For a scripted Australian series to get season four on a main free-to-air network, not a digital sideshow, is no small achievement. In the case of Doctor Doctor, the fish-out-of-water melodrama about an arrogant medico exiled to live and work in the small country town where his family resides, it's meant a balancing act between homespun idiosyncrasies, romantic intrigue, and setbacks that need to be summited by Rodger Corser's Hugh Knight. If season three managed to make him a single father – Corser is very good at baby monologues – this new episode finds him cock-a-hoop at a business deal on his daughter's first birthday. Naturally, it doesn't work out – living in a town named Whyhope does suggest a certain pessimism – and there is some resulting kerfuffle for Hugh, which as ever clears more quickly than you would imagine possible. The conducive touch of Doctor Doctor remains its strength, and with Miranda Tapsell already part of the supporting cast the ranks of those who can spar with Hugh expands with the arrival of Kate Jenkinson's new hospital registrar Tara. "Get over it, dipshit," are her first words to him. Sounds about right.

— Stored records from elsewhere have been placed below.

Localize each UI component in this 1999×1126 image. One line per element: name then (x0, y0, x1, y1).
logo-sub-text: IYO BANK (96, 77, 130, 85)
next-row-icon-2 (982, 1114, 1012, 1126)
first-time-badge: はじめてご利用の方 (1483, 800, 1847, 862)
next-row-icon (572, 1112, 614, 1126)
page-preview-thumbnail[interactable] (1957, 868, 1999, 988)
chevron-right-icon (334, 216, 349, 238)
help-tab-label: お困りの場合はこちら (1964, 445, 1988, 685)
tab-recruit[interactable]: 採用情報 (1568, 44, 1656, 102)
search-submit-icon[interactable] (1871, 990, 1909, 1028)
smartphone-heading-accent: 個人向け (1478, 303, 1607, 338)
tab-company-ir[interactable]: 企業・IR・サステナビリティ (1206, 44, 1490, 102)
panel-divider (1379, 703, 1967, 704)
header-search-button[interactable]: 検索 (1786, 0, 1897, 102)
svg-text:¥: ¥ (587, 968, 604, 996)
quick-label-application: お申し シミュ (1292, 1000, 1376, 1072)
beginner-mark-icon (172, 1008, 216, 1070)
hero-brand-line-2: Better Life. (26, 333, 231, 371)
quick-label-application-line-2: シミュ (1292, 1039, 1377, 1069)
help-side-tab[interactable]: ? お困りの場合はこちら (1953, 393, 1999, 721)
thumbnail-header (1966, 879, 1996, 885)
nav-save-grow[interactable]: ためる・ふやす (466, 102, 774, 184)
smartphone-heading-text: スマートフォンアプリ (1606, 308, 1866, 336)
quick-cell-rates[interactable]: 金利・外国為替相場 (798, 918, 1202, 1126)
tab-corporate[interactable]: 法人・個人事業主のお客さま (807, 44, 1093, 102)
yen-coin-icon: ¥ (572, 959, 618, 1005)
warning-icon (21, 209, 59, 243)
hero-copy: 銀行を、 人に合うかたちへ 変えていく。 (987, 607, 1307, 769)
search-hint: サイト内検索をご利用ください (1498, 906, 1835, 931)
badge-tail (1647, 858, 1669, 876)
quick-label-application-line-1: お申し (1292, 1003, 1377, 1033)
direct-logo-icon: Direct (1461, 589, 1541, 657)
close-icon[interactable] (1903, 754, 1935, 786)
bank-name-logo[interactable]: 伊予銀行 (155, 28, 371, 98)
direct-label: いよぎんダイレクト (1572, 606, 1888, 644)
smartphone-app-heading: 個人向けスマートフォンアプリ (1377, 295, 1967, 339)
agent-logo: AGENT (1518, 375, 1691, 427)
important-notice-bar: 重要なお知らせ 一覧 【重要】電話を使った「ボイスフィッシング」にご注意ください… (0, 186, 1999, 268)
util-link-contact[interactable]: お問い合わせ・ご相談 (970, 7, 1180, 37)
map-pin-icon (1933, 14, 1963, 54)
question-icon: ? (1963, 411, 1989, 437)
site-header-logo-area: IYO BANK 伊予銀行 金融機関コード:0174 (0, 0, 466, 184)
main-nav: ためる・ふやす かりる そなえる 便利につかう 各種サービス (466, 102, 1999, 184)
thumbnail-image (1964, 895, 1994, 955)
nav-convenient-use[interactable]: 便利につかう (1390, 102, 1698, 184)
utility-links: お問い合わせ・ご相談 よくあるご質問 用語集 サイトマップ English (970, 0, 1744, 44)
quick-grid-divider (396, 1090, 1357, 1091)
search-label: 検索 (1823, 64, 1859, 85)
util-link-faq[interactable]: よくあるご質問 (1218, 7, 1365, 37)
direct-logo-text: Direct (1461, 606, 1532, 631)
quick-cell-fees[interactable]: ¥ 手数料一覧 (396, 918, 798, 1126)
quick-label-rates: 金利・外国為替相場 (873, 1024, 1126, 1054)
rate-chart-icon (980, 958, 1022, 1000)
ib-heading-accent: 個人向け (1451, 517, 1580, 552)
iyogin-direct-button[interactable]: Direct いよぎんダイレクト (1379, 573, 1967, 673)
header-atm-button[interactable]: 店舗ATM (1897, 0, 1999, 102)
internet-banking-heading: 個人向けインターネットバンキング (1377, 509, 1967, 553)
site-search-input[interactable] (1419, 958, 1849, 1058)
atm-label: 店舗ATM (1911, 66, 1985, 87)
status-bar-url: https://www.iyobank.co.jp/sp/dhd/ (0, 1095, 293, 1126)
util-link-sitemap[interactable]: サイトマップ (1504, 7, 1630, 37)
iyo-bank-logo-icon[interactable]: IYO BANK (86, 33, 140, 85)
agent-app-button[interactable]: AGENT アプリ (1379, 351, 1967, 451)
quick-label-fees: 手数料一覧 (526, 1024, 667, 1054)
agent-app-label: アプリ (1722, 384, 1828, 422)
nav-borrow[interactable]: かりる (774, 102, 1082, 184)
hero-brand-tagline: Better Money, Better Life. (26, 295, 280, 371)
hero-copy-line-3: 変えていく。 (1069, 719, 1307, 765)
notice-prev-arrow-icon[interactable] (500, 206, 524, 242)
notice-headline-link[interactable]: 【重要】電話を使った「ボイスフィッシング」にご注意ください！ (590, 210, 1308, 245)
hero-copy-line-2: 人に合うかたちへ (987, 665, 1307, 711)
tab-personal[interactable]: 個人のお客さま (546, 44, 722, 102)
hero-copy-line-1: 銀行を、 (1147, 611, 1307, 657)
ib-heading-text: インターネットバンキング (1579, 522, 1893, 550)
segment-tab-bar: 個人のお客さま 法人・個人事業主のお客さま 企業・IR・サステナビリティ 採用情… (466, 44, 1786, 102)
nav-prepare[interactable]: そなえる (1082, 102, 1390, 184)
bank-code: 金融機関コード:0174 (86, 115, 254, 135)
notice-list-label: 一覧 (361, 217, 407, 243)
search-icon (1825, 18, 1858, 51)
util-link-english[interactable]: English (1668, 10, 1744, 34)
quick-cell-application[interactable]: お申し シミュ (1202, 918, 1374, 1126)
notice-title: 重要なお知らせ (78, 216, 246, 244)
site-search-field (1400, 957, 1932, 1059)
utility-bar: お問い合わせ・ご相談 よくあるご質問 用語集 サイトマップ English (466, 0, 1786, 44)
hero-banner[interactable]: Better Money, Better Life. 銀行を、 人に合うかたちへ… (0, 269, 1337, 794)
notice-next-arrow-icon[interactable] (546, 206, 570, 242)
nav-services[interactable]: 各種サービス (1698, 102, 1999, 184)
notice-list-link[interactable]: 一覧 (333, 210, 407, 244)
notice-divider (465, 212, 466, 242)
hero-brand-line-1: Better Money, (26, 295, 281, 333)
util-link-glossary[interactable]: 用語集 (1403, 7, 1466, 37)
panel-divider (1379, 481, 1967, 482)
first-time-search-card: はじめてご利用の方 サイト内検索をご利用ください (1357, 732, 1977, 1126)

Twenty seconds into the new season of this observational documentary series and it's a matter of life and death: a girl has called Brisbane's triple-0 because her grandfather has fallen over and can no longer speak. The operator's questions about his condition are heard over paramedics racing to the scene, although their progress is unexpectedly interrupted. Situations change on the fly on Ambulance Australia, which is assembled with the tempo of a thriller and keyed to the matter-of-fact professionalism of those trying to make a difference. As stories are interwoven the complexity increases and moments of insight appear. It's gripping, unadorned viewing.
The Little Drummer Girl
First aired here via Foxtel, this beguiling six-part adaptation of John le Carre's 1983 spy novel about an Israeli operation to penetrate a Palestinian terror cell is immersed in subterfuge. Leading Korean filmmaker Park Chan-wook (The Handmaiden) directs, with marvellously inventive technique, a cast that includes Little Women star Florence Pugh, as an English actor steered into being an infiltrator, Alexander Skarsgard as her conflicted Israeli handler, and Michael Shannon as their spymaster. It's a distinct, telling take on the espionage thriller.